The findings highlight the role of neuroinflammation in Alzheimer’s disease, and also demonstrate that different treatment approaches may be needed during various stages of the disease.
The study, “Disease progression-dependent effects of TREM2 deficiency in a mouse model of Alzheimer’s disease,” was published in the Journal of Neuroscience.
The protein, TREM2 (triggering receptor expressed on myeloid cells 2), is found on brain immune cells. When it detects abnormalities in the brain, such as the presence of amyloid-beta plaque, it signals for immune cells to gather and handle the problem.
But too fierce immune activation may also be damaging for the brain and researchers discovered that by removing TREM2 from mice, the mice fared better. However, other researchers reported that TREM2 removal was hazardous for mice with Alzheimer’s disease, as the brain suffered from the abrupt influx of cells.
“Our lab and others had previously published conflicting results about how TREM2 affected pathology in Alzheimer’s mouse models. One group published data showing Alzheimer’s mice lacking TREM2 had more amyloid plaques. We previously found the opposite, that getting rid of TREM2 improved amyloid pathology,” Taylor Jay, the study’s lead author and a graduate student in the department of neurosciences at Case Western Reserve University School of Medicine, said in a press release.
“We didn’t know why we weren’t getting the same answers. And, that was just the first question we wanted to ask before we moved onto questions about exactly how TREM2 was influencing pathology,” added Jay.
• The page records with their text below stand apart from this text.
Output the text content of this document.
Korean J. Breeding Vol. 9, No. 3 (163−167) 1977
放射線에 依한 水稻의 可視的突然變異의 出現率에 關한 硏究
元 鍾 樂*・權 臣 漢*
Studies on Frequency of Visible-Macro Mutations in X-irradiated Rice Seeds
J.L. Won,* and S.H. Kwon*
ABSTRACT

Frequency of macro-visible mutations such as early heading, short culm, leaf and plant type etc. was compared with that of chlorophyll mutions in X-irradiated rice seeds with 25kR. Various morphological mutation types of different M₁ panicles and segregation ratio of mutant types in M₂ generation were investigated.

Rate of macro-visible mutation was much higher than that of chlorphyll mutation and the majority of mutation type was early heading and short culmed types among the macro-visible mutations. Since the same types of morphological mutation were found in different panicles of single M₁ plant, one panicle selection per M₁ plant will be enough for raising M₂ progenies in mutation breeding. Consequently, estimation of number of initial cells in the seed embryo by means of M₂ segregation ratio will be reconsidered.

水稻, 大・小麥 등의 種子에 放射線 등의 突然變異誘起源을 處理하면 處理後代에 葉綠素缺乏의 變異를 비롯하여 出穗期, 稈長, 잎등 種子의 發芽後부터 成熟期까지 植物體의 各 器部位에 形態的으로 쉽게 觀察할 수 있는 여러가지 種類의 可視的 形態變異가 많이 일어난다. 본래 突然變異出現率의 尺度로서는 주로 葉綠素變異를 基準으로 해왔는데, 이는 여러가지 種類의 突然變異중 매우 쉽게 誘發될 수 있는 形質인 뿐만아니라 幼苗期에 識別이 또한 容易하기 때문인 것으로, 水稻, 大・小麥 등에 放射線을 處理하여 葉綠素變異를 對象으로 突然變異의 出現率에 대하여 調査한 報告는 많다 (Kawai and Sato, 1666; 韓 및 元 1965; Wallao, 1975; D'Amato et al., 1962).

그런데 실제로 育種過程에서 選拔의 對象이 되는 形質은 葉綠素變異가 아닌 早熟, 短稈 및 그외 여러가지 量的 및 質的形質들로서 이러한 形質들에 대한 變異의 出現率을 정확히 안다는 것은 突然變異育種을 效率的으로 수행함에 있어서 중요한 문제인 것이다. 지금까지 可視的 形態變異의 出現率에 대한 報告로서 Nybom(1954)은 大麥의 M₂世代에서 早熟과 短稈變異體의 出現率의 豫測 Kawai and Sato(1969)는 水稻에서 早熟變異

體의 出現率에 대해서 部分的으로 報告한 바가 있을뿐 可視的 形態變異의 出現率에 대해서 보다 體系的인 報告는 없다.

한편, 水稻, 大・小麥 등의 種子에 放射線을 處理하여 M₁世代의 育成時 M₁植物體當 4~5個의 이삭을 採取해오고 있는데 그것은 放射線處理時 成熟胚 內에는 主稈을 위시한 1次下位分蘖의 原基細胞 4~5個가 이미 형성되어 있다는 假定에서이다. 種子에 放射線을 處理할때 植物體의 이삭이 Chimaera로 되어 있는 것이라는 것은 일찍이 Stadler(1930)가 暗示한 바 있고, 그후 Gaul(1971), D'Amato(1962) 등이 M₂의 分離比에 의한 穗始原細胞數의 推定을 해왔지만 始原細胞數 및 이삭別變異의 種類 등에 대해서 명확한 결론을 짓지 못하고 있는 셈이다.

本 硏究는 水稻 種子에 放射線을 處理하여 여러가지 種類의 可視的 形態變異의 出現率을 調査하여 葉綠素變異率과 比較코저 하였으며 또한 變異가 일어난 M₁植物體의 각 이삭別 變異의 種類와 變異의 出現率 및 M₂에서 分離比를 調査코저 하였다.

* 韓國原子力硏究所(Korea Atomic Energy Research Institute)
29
The discovery of how the factor has opposite actions in early and late disease stages allows researchers to move forward and study exactly how TREM2 is involved in Alzheimer’s disease. Genetic variation in the TREM2 gene is linked to a genetic risk for Alzheimer’s.
“We demonstrate that TREM2 deficiency has opposing effects on AD-related pathologies at early and late stages of disease progression, unifying previous work in the field,” the researchers wrote.
The research team now plans to examine if their findings hold true also in other mouse models of Alzheimer’s disease.
“Our ultimate goal with these studies is to use an understanding of TREM2 function to understand the important roles that immune cells play in Alzheimer’s disease,” said Jay. “Immune cells might not be all good or all bad throughout the course of Alzheimer’s disease progression.”